The discipline of putting the negative results next to the positive ones — in the same document, in the same font, at the same level of seriousness — is the part of the methodology we are most willing to talk about openly. It is also the part we think the rest of the field is going to be wrong about for a while. There is a publication-shape for this kind of work that reports the headline numbers and treats the failed constructions as ablations buried in an appendix. We think that has it backwards. The failed constructions are the result. The headline numbers are the calibration.
§ What sits in public, and what doesn’t.
DeltaWrite ships as a product. The public product page states the problem, places the system on the literature map at a level a serious reader can reason about, reports the evaluation honestly, and flags the negative results we have found. The reference implementation lives behind a working demo on the primary host that registers a sizable batch of facts into a live model, paraphrases them, saves the session to disk, exits the process, reloads in a new process, verifies the knowledge survives, forgets one item, and confirms nothing else was wiped.
What the public page deliberately withholds is the minimal recipe a competent team would need to reproduce the inventive core — the construction of the registered object, where it sits in the host computation, the calibration that adapts it across architecture families. That stays inside the lab and is discussed with integration partners under NDA. A provisional patent on the construction was filed in April 2026 to preserve the option; the technical record we share with partners is what makes the product evaluable in practice.
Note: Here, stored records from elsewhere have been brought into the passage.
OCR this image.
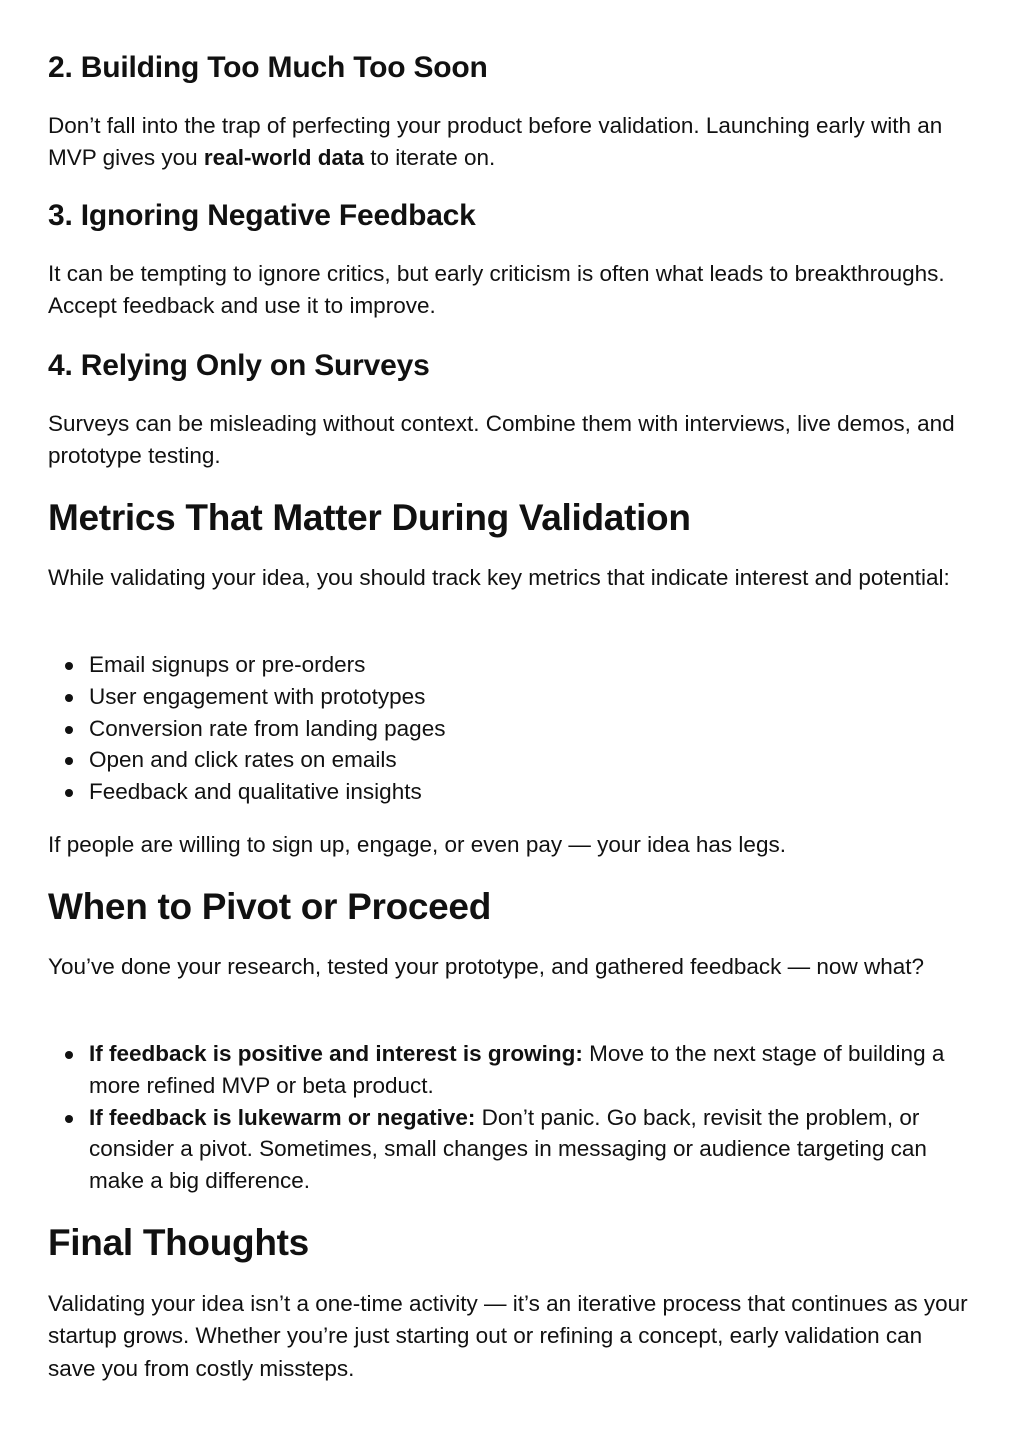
2. Building Too Much Too Soon

Don’t fall into the trap of perfecting your product before validation. Launching early with an MVP gives you real-world data to iterate on.

3. Ignoring Negative Feedback

It can be tempting to ignore critics, but early criticism is often what leads to breakthroughs. Accept feedback and use it to improve.

4. Relying Only on Surveys

Surveys can be misleading without context. Combine them with interviews, live demos, and prototype testing.

Metrics That Matter During Validation

While validating your idea, you should track key metrics that indicate interest and potential:

Email signups or pre-orders
User engagement with prototypes
Conversion rate from landing pages
Open and click rates on emails
Feedback and qualitative insights

If people are willing to sign up, engage, or even pay — your idea has legs.

When to Pivot or Proceed

You’ve done your research, tested your prototype, and gathered feedback — now what?

If feedback is positive and interest is growing: Move to the next stage of building a more refined MVP or beta product.
If feedback is lukewarm or negative: Don’t panic. Go back, revisit the problem, or consider a pivot. Sometimes, small changes in messaging or audience targeting can make a big difference.
Final Thoughts

Validating your idea isn’t a one-time activity — it’s an iterative process that continues as your startup grows. Whether you’re just starting out or refining a concept, early validation can save you from costly missteps.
The split lets a reader who wants to know whether the system is real audit the public page, watch the demo, and form a grounded opinion without us having to choose between being legible and giving the construction away to the next person who would like to ship a competing product.
§ What’s on the bench.
Three threads are active, and each is a different kind of work. The first is closing the gap between the system’s best-case behavior and its behavior under realistic conditions, which is its own subproblem and not a tuning exercise. The second is a parallel research line that, if it works, would change which class of construction is preferable for this operating point; at the moment it is failing in informative ways. The third is theory — we have a system that works across multiple host families and we do not yet have a clean account of why the calibration looks the way it does across them. None of these threads is far enough along to write up. Each of them is a thing we expect to still be learning about a year from now.
There is a version of inference-time adaptation that is a product feature. There is another version of it that is a research program. DeltaWrite lives on the seam. The product version is what we are taking to customers. The research version is the reason we think the product version will still be interesting in eighteen months, when more teams have discovered the same operating point and many of them have walked into the same walls we did.
We will be wrong about some of this. We try to be specific about which parts we believe on evidence, which parts we believe on intuition, and which parts we believe because we haven’t had the right argument with ourselves yet. The difference between those categories is most of what a research lab does.